Maybe i'm in the same boat.

I also use the nv-module for the SATA-disks. With kernel 2.6.17 sometimes i see checksum-errors regarding the sata1-disk. With kernels 2.18 und 2.19 the sata-disk also spits out checksum errors but the filesystem sometimes gets remounted read-only by the system for safety (filesystem-integrity) reasons. This is annoying because this box is used as a samba-server.

I don't believe it's a hardware problem because i never had any data-losses. 

Before kernel 2.17 i never had any problems.

Maybe the sata-drivers had a conceptual change in handling of timeout-problems this beeing more strict.

Edit:

Maybe i have found something.

I assume your box is i386 box an not a amd-64. With i386-cpus there seems to be a problem in code generation with gcc-4.1.1 because of changes in the optimization. Code generation could be erroneous and thus leading to nasty kernel-bugs. My other two amd-64 boxes also use the nv-module and do not show any of those sat-errors at all (i will check this)

Have a look at this link.

http://www.ussg.iu.edu/hypermail/linux/kernel/0701.0/0422.html

If you follow the thread you will find a proposed patch for the checksum-module. But this applies only for kernel 2.6.20 i guess.
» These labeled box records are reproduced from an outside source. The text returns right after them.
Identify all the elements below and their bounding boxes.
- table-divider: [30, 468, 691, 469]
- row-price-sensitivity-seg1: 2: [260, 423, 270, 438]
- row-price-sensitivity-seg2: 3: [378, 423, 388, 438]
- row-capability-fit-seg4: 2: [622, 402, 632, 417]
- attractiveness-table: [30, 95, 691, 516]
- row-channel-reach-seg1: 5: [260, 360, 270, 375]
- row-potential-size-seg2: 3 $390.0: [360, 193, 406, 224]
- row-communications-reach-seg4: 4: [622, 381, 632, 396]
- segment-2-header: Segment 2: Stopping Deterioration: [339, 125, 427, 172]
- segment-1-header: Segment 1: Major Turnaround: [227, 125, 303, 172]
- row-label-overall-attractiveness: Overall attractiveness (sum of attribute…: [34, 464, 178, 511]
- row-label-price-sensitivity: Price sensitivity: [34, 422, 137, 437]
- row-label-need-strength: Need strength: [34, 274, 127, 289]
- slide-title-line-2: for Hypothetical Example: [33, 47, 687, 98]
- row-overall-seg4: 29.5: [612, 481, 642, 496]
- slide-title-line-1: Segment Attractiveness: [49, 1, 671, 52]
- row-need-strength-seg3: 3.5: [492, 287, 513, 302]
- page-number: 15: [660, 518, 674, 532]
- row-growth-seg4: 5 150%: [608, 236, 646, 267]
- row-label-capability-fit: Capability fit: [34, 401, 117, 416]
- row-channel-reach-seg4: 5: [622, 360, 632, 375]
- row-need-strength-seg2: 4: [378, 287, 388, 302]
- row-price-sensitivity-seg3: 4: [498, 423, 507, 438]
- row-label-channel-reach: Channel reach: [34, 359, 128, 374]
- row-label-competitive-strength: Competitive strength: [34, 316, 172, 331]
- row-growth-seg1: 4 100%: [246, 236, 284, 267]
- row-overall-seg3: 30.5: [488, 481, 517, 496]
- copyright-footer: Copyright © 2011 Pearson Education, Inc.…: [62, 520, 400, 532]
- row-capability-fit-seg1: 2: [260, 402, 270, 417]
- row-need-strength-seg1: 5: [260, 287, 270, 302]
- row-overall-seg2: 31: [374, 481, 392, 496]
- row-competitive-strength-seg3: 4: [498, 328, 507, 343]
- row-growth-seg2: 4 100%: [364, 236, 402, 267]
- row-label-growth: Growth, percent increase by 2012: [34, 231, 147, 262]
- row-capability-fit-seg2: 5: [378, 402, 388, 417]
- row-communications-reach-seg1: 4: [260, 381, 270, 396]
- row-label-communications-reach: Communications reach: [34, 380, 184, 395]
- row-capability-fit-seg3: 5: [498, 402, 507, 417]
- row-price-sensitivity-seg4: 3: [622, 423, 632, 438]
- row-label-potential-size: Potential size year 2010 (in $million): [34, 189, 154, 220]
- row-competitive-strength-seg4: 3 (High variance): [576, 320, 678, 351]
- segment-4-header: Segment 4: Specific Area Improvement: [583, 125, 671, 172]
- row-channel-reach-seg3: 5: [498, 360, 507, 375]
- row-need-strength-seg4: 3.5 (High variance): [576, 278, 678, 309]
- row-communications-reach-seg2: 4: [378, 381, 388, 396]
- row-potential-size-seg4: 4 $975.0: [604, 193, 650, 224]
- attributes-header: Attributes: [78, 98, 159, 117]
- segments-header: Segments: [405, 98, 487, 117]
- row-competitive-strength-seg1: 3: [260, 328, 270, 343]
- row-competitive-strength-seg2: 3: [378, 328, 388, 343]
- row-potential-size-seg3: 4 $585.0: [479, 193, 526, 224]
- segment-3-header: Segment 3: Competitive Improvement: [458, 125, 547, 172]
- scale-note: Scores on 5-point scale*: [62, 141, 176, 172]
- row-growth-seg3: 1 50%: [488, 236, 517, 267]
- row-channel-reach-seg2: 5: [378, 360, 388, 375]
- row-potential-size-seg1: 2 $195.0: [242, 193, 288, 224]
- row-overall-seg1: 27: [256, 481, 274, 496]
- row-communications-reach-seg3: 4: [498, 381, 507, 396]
I think this has some relevance, at least in my case, because iirc there is a coincidence in switching to gcc 4.1 and the sata problems. In order to get some confirmation i'll check if the compiler-switch and the onset of those sata-errors are time-correlated.

Edit2:

Found it, and a stupid problem it was.   :Shocked:  One of the sata-cables was blocking the chassis-fan this letting the disk become really hot. Unblocking the fan solved it.

But, there are issues with sata-drives. Googeling shows a huge mass of, mostly unsolved, screams for help because of sata-related trouble.

----------